Nick Gialamas knows a thing or two about making plans. His company, Forest Financial Group—an employee benefits consulting firm, survived—and thrived—during two recessions before being sold to HUB International in 2015.

“I started my company in 1998 at the height of the tech boom”, he says. “We came into the market focused on technology start-ups. In 2001, the bottom fell out of the tech market. Recession hit and those businesses started closing or downsizing.  We were selling employee benefits, primarily health insurance, to employers. We were definitely not a recession-proof business.”

Gialamas had to learn how to sustain a major hit fairly early in the lifecycle of his company.

“The first thing I learned was don’t panic. Markets go down and businesses downsize. Recessions impact all of us. I realized as I was struggling, so were many of my clients. I needed to be sure to stay positive. I started asking myself how can I help them get through the issues in their businesses? I had to get creative and come up with solutions to help them save on their healthcare spend. It was also a good opportunity to find new customers.”

Gialamas says the lessons he learned during his first recession helped him to prepare his business for the next one, the Great Recession, which was far worse.

“One of the most important things I learned is you’ve got to stress test your business”, he says. “You have to think about how you survive the worse-case scenario. We did this annually.”

“When we looked at it, a lot of our business was coming from a few big accounts. So, what would happen if a recession caused us to lose one of those accounts? We figured out that we needed to be prepared for that possibility, and always be out selling so that we could sustain the loss of any business during a downturn.”

Gialamas offers this advice to entrepreneurs:

  1. Selling cures everything - “Grow the top line and it will solve for a lot of your problems.”
  2. Stress-test your business - “Do an annual SWOT analysis.

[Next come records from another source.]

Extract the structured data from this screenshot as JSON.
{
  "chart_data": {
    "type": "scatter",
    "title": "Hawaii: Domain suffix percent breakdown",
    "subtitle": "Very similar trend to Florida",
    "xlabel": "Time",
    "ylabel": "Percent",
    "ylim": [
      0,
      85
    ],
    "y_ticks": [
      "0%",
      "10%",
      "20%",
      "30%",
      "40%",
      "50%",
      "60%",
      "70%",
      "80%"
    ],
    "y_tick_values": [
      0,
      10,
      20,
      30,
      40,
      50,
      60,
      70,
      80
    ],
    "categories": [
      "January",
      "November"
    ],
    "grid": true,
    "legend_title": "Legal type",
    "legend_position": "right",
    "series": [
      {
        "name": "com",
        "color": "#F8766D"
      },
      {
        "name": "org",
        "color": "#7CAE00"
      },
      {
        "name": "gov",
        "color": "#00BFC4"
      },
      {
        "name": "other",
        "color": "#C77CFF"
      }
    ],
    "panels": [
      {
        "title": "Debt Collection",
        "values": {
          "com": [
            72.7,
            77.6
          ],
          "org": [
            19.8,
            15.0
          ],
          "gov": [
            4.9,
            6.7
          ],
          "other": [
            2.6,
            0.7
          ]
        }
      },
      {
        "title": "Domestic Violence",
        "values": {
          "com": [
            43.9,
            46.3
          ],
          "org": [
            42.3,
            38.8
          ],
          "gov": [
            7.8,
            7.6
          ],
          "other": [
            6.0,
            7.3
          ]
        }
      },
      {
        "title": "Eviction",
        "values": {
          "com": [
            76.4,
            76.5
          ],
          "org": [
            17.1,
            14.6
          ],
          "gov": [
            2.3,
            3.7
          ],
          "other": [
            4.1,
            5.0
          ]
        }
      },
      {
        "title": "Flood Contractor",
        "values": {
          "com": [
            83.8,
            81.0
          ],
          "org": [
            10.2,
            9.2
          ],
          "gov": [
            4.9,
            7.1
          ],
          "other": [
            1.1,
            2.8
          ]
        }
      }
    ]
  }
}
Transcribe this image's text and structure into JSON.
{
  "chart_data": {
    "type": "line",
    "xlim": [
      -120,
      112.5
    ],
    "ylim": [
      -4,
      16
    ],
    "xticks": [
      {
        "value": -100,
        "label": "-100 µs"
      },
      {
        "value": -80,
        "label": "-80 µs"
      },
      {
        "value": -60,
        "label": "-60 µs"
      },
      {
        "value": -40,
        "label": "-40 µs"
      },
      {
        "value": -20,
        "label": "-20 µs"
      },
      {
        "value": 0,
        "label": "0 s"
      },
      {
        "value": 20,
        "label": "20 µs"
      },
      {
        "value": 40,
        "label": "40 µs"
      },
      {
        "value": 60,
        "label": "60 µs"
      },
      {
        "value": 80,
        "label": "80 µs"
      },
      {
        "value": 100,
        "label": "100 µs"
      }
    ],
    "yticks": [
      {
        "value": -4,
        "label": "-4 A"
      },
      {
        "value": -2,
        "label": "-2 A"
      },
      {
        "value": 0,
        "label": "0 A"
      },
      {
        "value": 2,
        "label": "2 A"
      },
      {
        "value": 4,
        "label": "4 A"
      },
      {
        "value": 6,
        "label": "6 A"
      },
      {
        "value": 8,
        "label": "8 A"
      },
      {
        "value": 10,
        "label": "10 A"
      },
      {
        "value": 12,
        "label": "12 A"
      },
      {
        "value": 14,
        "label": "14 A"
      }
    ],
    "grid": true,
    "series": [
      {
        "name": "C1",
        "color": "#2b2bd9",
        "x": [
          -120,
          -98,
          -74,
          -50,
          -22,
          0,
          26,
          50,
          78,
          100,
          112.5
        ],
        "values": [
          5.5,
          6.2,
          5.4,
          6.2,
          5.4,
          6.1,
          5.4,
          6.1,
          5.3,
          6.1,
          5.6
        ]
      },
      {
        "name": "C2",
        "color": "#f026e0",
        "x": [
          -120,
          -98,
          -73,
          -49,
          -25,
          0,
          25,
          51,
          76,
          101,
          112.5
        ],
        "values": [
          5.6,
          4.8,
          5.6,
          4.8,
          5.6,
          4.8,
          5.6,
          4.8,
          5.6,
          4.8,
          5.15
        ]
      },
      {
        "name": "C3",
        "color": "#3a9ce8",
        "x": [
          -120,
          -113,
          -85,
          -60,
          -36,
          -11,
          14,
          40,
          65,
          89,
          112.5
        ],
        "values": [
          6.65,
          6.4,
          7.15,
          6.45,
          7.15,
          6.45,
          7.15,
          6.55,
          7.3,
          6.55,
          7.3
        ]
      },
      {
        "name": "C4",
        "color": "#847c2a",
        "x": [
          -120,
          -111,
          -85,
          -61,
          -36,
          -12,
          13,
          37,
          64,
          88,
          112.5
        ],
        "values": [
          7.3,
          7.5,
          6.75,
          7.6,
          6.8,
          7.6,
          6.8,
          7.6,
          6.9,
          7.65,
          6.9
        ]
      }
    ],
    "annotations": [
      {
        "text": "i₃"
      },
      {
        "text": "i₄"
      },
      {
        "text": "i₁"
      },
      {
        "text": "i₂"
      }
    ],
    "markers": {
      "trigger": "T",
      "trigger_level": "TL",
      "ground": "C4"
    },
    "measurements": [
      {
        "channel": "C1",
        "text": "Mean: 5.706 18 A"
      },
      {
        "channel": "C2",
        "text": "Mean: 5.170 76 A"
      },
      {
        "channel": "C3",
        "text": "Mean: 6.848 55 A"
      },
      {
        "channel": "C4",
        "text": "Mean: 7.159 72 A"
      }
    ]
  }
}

Know what your strengths are and figure out how to strengthen your weaknesses. Think about how you’ll manage profitability, how you’ll retain employees. Look for additional streams of revenue.”
  3. Focus on what you’re good at - “Focus is critical. You don’t want to get dispersed in too many different directions. Focus on what you are really good at and then build from there. We focused on employee benefits/healthcare insurance. We didn’t branch out into offering all other kinds of insurance products. We stuck to what we were good at.”
  4. Get creative with how you service your clients - “We realized that smaller was better because what we lacked in size, we were able to make up with the ability to get things done. We didn’t have bureaucracy. We spent our time focusing on fostering incredible relationships with our customers, partners and vendors.

“Recessions don’t last forever,” Gialamas says. “Figuring out how you can survive and thrive ahead of time is the key.”